The pioneering research project, led by Newcastle University’s School of Natural and Environmental Sciences and published today in Nature Communications, uncovered a mechanism that can generate hydrogen peroxide from rocks during the movement of geological faults.
While in high concentrations hydrogen peroxide can be harmful to life, it can also provide a useful source of oxygen to microbes. This additional source of oxygen may have influenced the early evolution, and feasibly even origin, of life in hot environments on the early Earth prior to the evolution of photosynthesis.
In tectonically active regions, the movement of the Earth’s crust not only generates earthquakes but riddles the subsurface with cracks and fractures lined with highly reactive rock surfaces containing many imperfections, or defects. Water can then filter down and react with these defects on the newly fractured rock.
In the laboratory, Masters student Jordan Stone simulated these conditions by crushing granite, basalt and peridotite – rock types that would have been present in the early Earth’s crust. These were then added to water under well controlled oxygen-free conditions at varying temperatures.
The experiments demonstrated that substantial amounts of hydrogen peroxide – and as a result, potentially oxygen – was only generated at temperatures close to the boiling point of water.
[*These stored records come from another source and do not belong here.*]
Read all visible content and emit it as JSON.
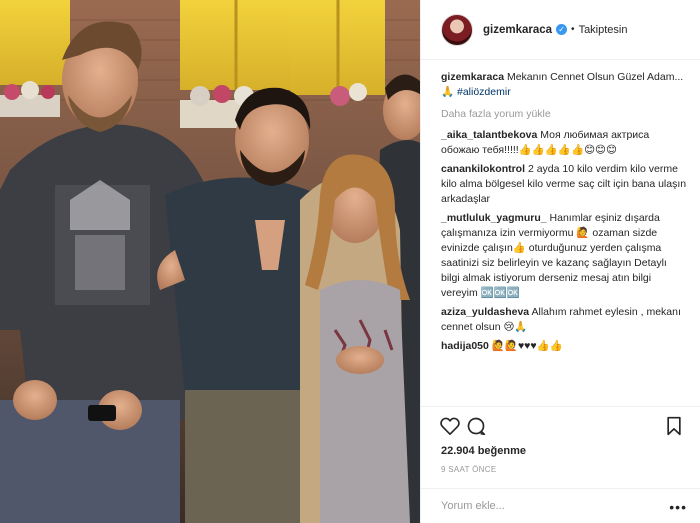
{
  "post": {
    "username": "gizemkaraca",
    "follow_status": "Takiptesin",
    "separator": "•",
    "likes": "22.904 beğenme",
    "time": "9 SAAT ÖNCE",
    "comment_placeholder": "Yorum ekle...",
    "more_comments": "Daha fazla yorum yükle",
    "more_icon": "•••"
  },
  "caption": {
    "user": "gizemkaraca",
    "text": "Mekanın Cennet Olsun Güzel Adam... 🙏",
    "hashtag": "#aliözdemir"
  },
  "comments": [
    {
      "user": "_aika_talantbekova",
      "text": "Моя любимая актриса обожаю тебя!!!!!👍👍👍👍👍😊😊😊"
    },
    {
      "user": "canankilokontrol",
      "text": "2 ayda 10 kilo verdim kilo verme kilo alma bölgesel kilo verme saç cilt için bana ulaşın arkadaşlar"
    },
    {
      "user": "_mutluluk_yagmuru_",
      "text": "Hanımlar eşiniz dışarda çalışmanıza izin vermiyormu 🙋 ozaman sizde evinizde çalışın👍 oturduğunuz yerden çalışma saatinizi siz belirleyin ve kazanç sağlayın Detaylı bilgi almak istiyorum derseniz mesaj atın bilgi vereyim 🆗🆗🆗"
    },
    {
      "user": "aziza_yuldasheva",
      "text": "Allahım rahmet eylesin , mekanı cennet olsun 😢🙏"
    },
    {
      "user": "hadija050",
      "text": "🙋🙋♥♥♥👍👍"
    }
  ],
  "icons": {
    "like": "heart-icon",
    "comment": "comment-icon",
    "save": "bookmark-icon",
    "verified": "verified-badge-icon",
    "verified_glyph": "✓"
  },
  "colors": {
    "link": "#003569",
    "verified": "#3897f0",
    "muted": "#999999"
  }
}
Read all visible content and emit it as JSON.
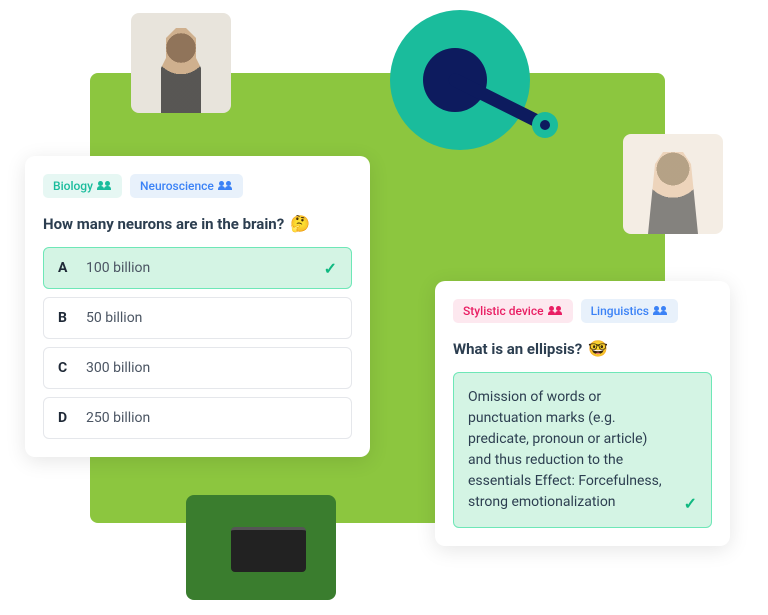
{
  "card1": {
    "tags": [
      {
        "label": "Biology",
        "style": "green"
      },
      {
        "label": "Neuroscience",
        "style": "blue"
      }
    ],
    "question": "How many neurons are in the brain?",
    "emoji": "🤔",
    "options": [
      {
        "letter": "A",
        "text": "100 billion",
        "correct": true
      },
      {
        "letter": "B",
        "text": "50 billion",
        "correct": false
      },
      {
        "letter": "C",
        "text": "300 billion",
        "correct": false
      },
      {
        "letter": "D",
        "text": "250 billion",
        "correct": false
      }
    ]
  },
  "card2": {
    "tags": [
      {
        "label": "Stylistic device",
        "style": "pink"
      },
      {
        "label": "Linguistics",
        "style": "blue"
      }
    ],
    "question": "What is an ellipsis?",
    "emoji": "🤓",
    "answer": "Omission of words or punctuation marks (e.g. predicate, pronoun or article) and thus reduction to the essentials Effect: Forcefulness, strong emotionalization"
  }
}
Importantly, the temperature of hydrogen peroxide formation overlaps the growth ranges of some of the most heat-loving microbes on Earth called hyperthermophiles, including evolutionary ancient oxygen-using microbes near the root of the Universal Tree of Life.
Lead author Jordan Stone, who conducted this research as part of his MRes in Environmental Geoscience, said: “While previous research has suggested that small amounts of hydrogen peroxide and other oxidants can be formed by stressing or crushing of rocks in the absence of oxygen, this is the first study to show the vital importance of hot temperatures in maximising hydrogen peroxide generation.”
Principal Investigator Dr Jon Telling, Senior Lecturer, added: “This research shows that defects on crushed rock and minerals can behave very differently to how you would expect more ‘perfect’ mineral surfaces to react. All these mechanochemical reactions need to generate hydrogen peroxide, and therefore oxygen, is water, crushed rocks, and high temperatures, which were all present on the early Earth before the evolution of photosynthesis and which could have influenced the chemistry and microbiology in hot, seismically active regions where life may have first evolved.”
The work was supported through grants from the Natural Environmental Research Council (NERC) and the UK Space Agency. A major new follow-up project led by Dr Jon Telling, funded by NERC, is underway to determine the significance of this mechanism for supporting life in the Earth’s subsurface.